Há quem vá achar, porém, o terço final do filme problemático e um pouco sem ritmo, mas talvez seja justamente neste momento que este volume 2 se mostra mais valoroso, ao lidar com as questões familiares de Peter Quill (Chris Pratt), que finalmente encontra seu pai, aqui vivido por Kurt Russell. Aliás, Russell é um dos primeiros personagens a aparecer no filme, em um prólogo que se passa em fins dos anos 1970, quando ele aparece com feições mais jovens, modificadas pelo CGI. Mais à frente os fãs da Marvel terão uma surpresinha sobre quem ele realmente é. E este é apenas um dos vários fan services que esta sequência traz.

Demora um pouco para que a história do filme se defina, mas até lá é possível se divertir já a partir dos créditos de abertura, os melhores de todos os filmes da Marvel até agora, mostrando a equipe lutando ao fundo, enquanto Baby Groot dança ao som de “Mr. Blue Sky”, da Eletric Light Orchestra. Uma sequência animadora seguida de uma cena de ação que parece não ter muita importância para a trama, a não ser brincar com a dinâmica do trabalho em equipe e com a característica de cada personagem, sedimentando o que ainda não havia ficado firme no primeiro filme.

Assim, agora é muito mais possível gostar do grandalhão Drax (Dave Bautista), por exemplo, pois são dele as partes mais engraçadas, principalmente quando entra em cena uma personagem chamada Mantis (Pom Klementieff) e ela é meio que alvo de bullying por parte dele, embora não perceba por ser tão inocente. Enquanto isso, o filme dá mais humanidade e seriedade a Rocket (voz de Bradley Cooper) e ele deixa de ser apenas um guaxinim falante.

Aliás, uma das coisas positivas do filme é o fato de eles se aceitarem, no fim, como uma família disfuncional, já que todos guardam traumas ou ressentimentos do passado ou de aceitação. Assim, até mesmo Yondu, o personagem de Michael Rooker, acaba ganhando força e até simpatia em determinado momento. É bom quando um vilão chato passa a ser visto de outra maneira. Por outro lado, o verdadeiro vilão se manifesta das maneiras mais exageradas possíveis, mas neste momento o filme já nos conquistou e certas coisas podem ser relevadas.

As cenas de ação e de luta são boas, ainda que pouco orgânicas, e primam pelo cuidado com o colorido e a direção de arte.

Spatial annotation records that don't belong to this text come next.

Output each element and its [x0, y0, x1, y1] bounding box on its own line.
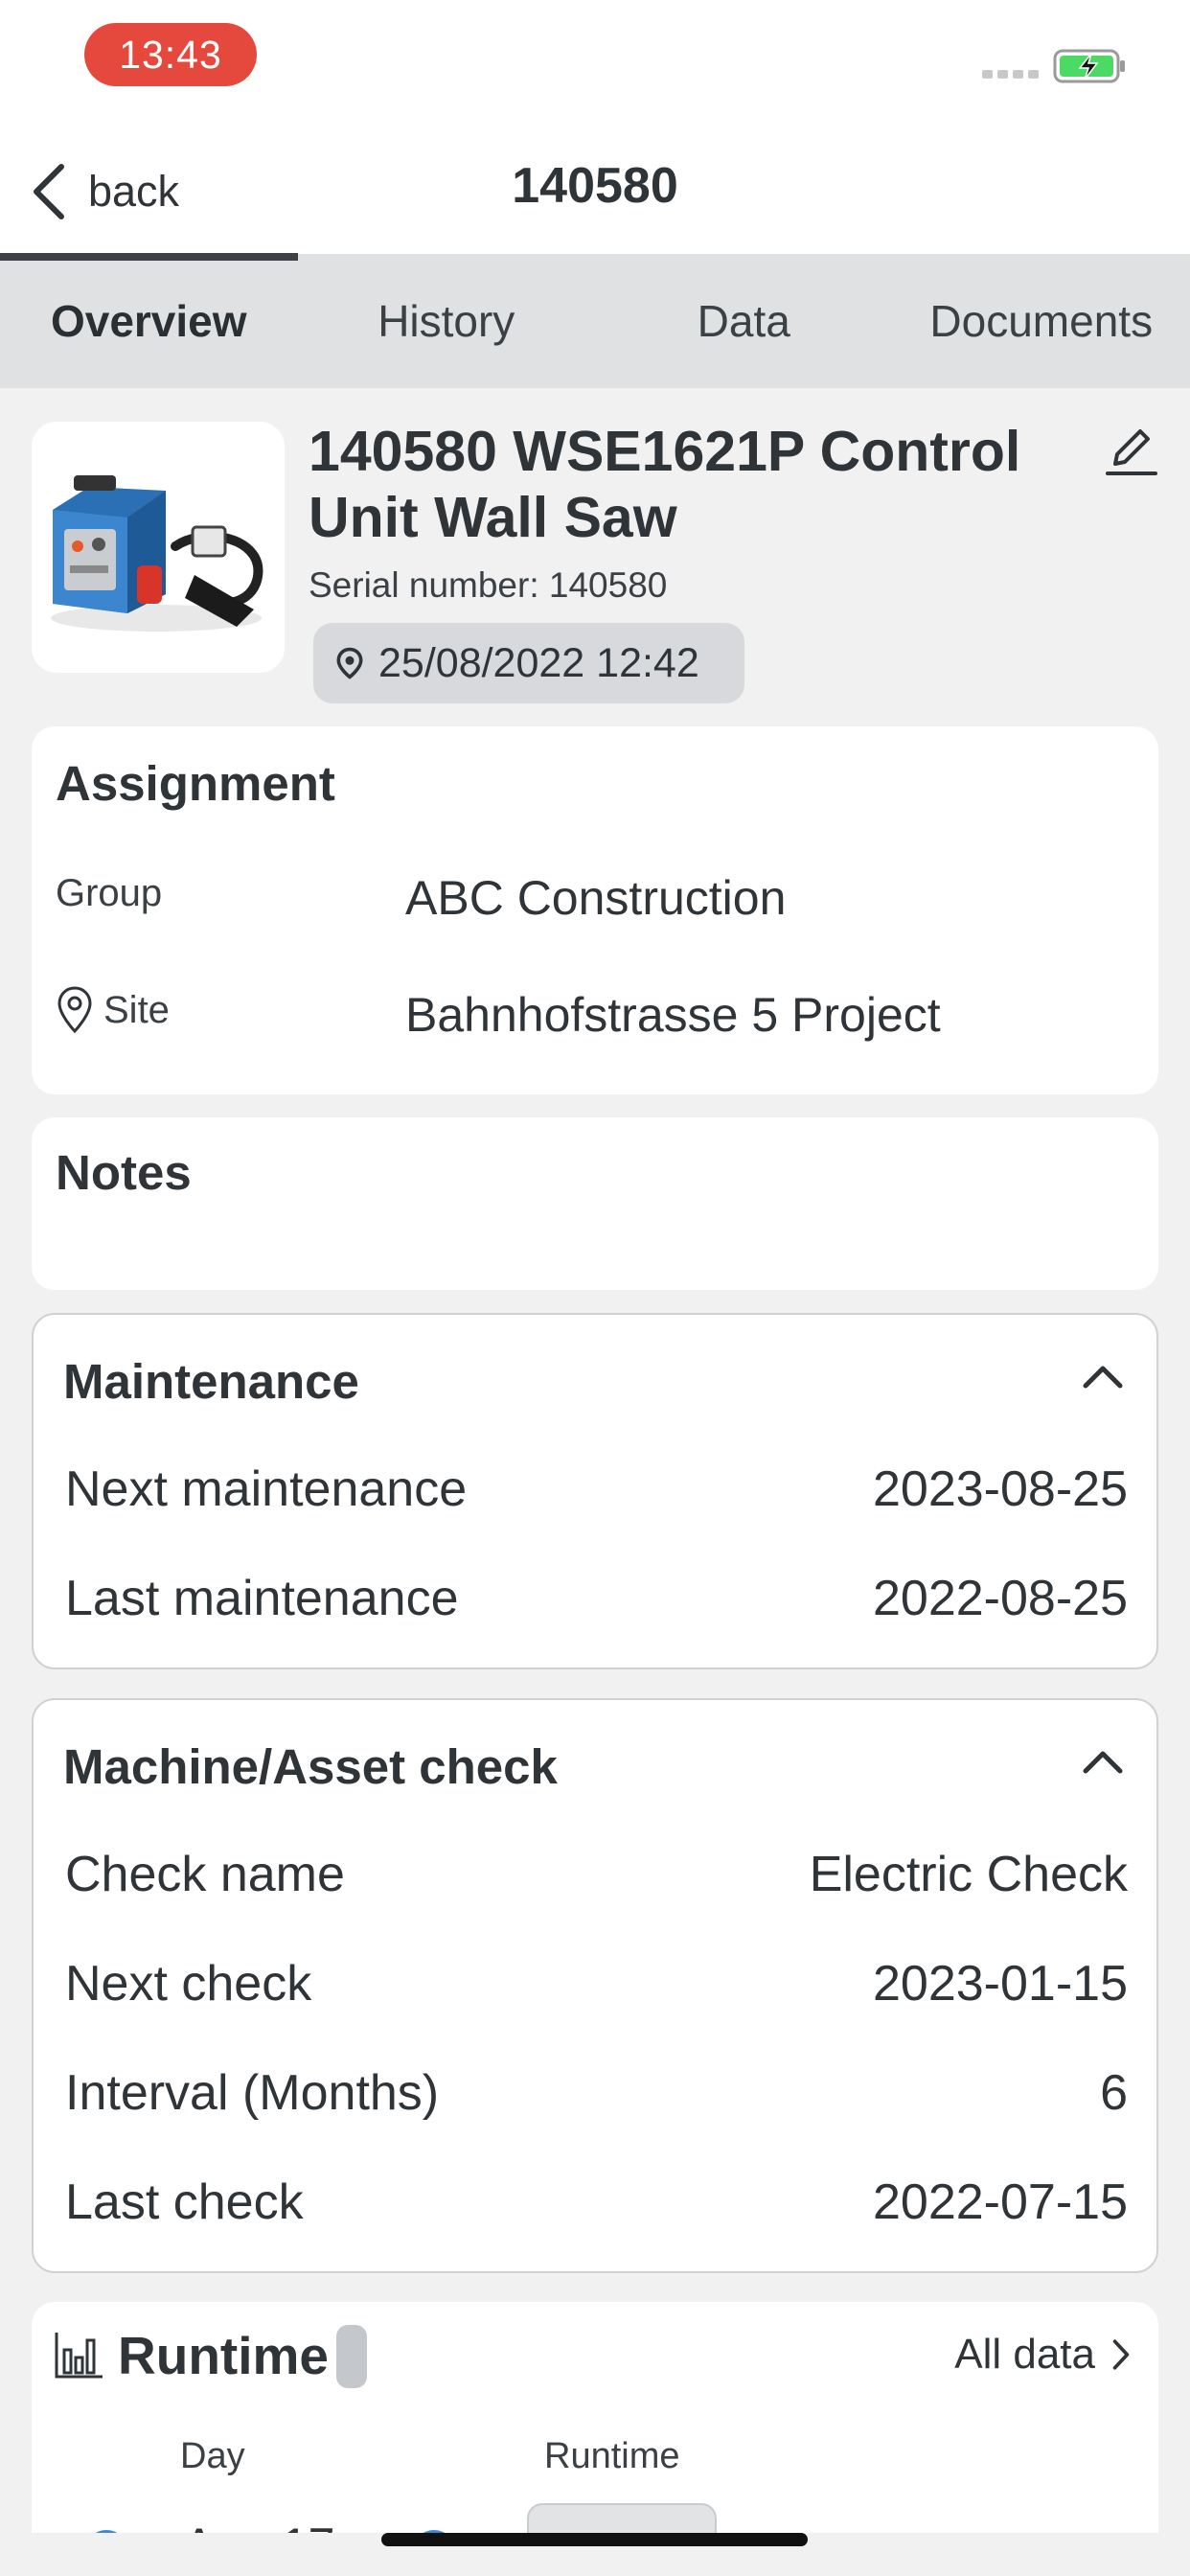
chevron-up-icon[interactable]: [1078, 1353, 1128, 1403]
navigation-bar: back 140580: [0, 115, 1190, 254]
group-value: ABC Construction: [405, 871, 787, 925]
home-indicator[interactable]: [381, 2533, 808, 2546]
last-check-value: 2022-07-15: [873, 2174, 1128, 2230]
tab-data[interactable]: Data: [595, 254, 893, 388]
tab-documents[interactable]: Documents: [893, 254, 1190, 388]
check-name-value: Electric Check: [809, 1847, 1128, 1902]
chevron-right-icon: [1112, 2339, 1130, 2370]
site-label-text: Site: [103, 988, 170, 1031]
serial-number: Serial number: 140580: [309, 565, 668, 605]
next-check-label: Next check: [65, 1956, 312, 2012]
runtime-title: Runtime: [118, 2326, 329, 2385]
next-maintenance-value: 2023-08-25: [873, 1461, 1128, 1517]
runtime-badge: [336, 2325, 367, 2388]
assignment-card: Assignment Group ABC Construction Site B…: [32, 726, 1158, 1094]
bar-chart-icon: [55, 2333, 103, 2379]
last-maintenance-label: Last maintenance: [65, 1571, 459, 1626]
asset-check-title: Machine/Asset check: [63, 1739, 558, 1794]
next-check-value: 2023-01-15: [873, 1956, 1128, 2012]
interval-label: Interval (Months): [65, 2065, 440, 2121]
asset-image: [32, 422, 285, 673]
site-label: Site: [56, 985, 170, 1035]
all-data-link[interactable]: All data: [954, 2331, 1132, 2379]
last-maintenance-value: 2022-08-25: [873, 1571, 1128, 1626]
location-date: 25/08/2022 12:42: [378, 639, 699, 686]
signal-icon: [982, 70, 1039, 79]
edit-icon[interactable]: [1102, 422, 1159, 479]
maintenance-card: Maintenance Next maintenance 2023-08-25 …: [32, 1313, 1158, 1669]
asset-check-card: Machine/Asset check Check name Electric …: [32, 1698, 1158, 2273]
next-maintenance-label: Next maintenance: [65, 1461, 468, 1517]
notes-title: Notes: [56, 1145, 192, 1200]
assignment-title: Assignment: [56, 756, 335, 811]
location-pin-icon: [336, 647, 363, 679]
column-header-runtime: Runtime: [544, 2436, 680, 2476]
tab-bar: Overview History Data Documents: [0, 253, 1190, 388]
notes-card[interactable]: Notes: [32, 1117, 1158, 1290]
location-pin-icon: [57, 986, 92, 1034]
group-label: Group: [56, 872, 162, 915]
all-data-label: All data: [954, 2331, 1095, 2378]
tab-history[interactable]: History: [298, 254, 596, 388]
chevron-up-icon[interactable]: [1078, 1738, 1128, 1788]
asset-title: 140580 WSE1621P Control Unit Wall Saw: [309, 420, 1021, 549]
last-check-label: Last check: [65, 2174, 304, 2230]
maintenance-title: Maintenance: [63, 1354, 359, 1409]
battery-icon: [1053, 49, 1125, 83]
page-title: 140580: [512, 158, 678, 214]
check-name-label: Check name: [65, 1847, 345, 1902]
interval-value: 6: [1100, 2065, 1128, 2121]
site-value: Bahnhofstrasse 5 Project: [405, 988, 941, 1042]
group-label-text: Group: [56, 872, 163, 914]
status-time: 13:43: [84, 23, 257, 86]
status-bar: 13:43: [0, 0, 1190, 115]
location-date-chip[interactable]: 25/08/2022 12:42: [313, 623, 744, 703]
column-header-day: Day: [180, 2436, 245, 2476]
tab-overview[interactable]: Overview: [0, 253, 298, 388]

Destaque para as sempre bem-vindas cenas com Gamora (Zoe Saldana), cheia de charme lutando ou fazendo poses de mulher durona, mesmo quando está apenas dizendo ‘não’ às investidas de Quill. A própria Gamora também tem uma questão familiar que é problematizada e resolvida no filme, além de ser combustível para um pouquinho mais de sentimentalismo brega.

Mas as boas canções de vez em quando entram para equilibrar e dar um pouco mais de encanto a este relativamente estranho filme, de final tocante. Assim, “Father and Son”, de Cat Stevens, e “Bring it on Home to Me”, de Sam Cooke, aparecem em momentos bem especiais, com a intenção de dar mais profundidade aos personagens e seus dramas, em momentos de respiro.

No mais, GUARDIÕES DA GALÁXIA VOL. 2 se aproxima mais do futuro, quando os heróis do espaço encontrarão os heróis da Terra em VINGADORES: GUERRA DO INFINITO, já no ano que vem. Assim, por mais que se possa reclamar de uma coisa ou outra nesses filmes da Marvel, eles estão muito à frente da concorrência, com o estúdio seguindo firme e forte para um encontro épico de vários personagens da Casa de Ideias. E, como de hábito, fique sentado durante os créditos finais, há boas surpresas lá.